South Korea “also has the right to choose the method which they respond,” Mullen said. [Yonhap]
A very important point to remember here is that North Korea’s sinking of the Cheonan and shelling of Yeonpyeong both happened around a key lifeline of South Korean commerce. Much of the shipping traffic to the Port of Incheon sails through the waters nearby, and most of its air traffic passes close to North Korea on its way to Incheon International Airport, or in the case of domestic flights, to Kimpo Airport. The South Koreans are right that their vital interests are at stake.

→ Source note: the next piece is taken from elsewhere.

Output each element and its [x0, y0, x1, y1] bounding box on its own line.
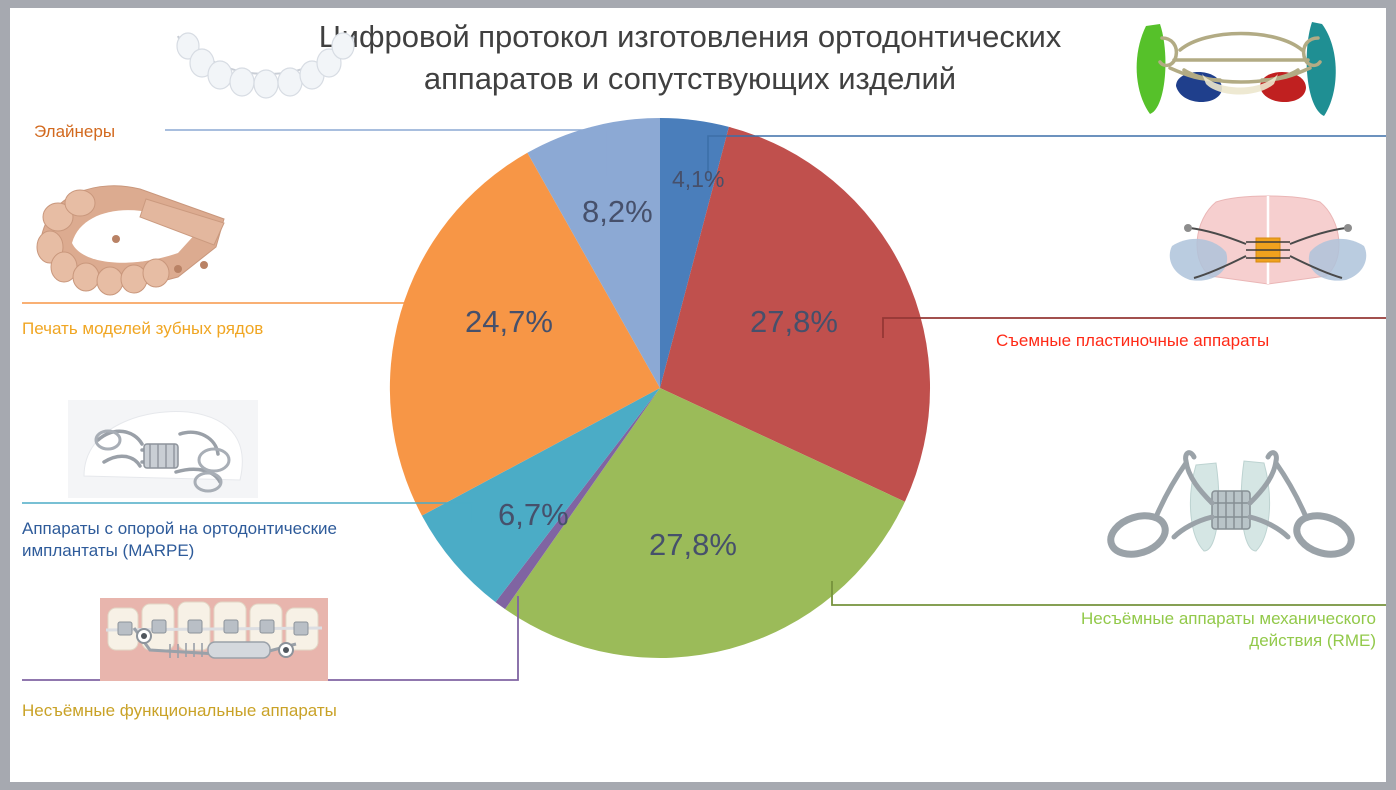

I’d just rather they found other, smarter, asymmetric ways to strike at the heart of the North Korean problem.
For China, however, these policy shifts are big, and they could be important setbacks for its campaign to become Asia’s dominant power, and a recognized world power. For all the talk of China’s smooth realpolitik and gift for taking the long view, its recent behavior certainly has been emotional, unsteady, and short-sighted.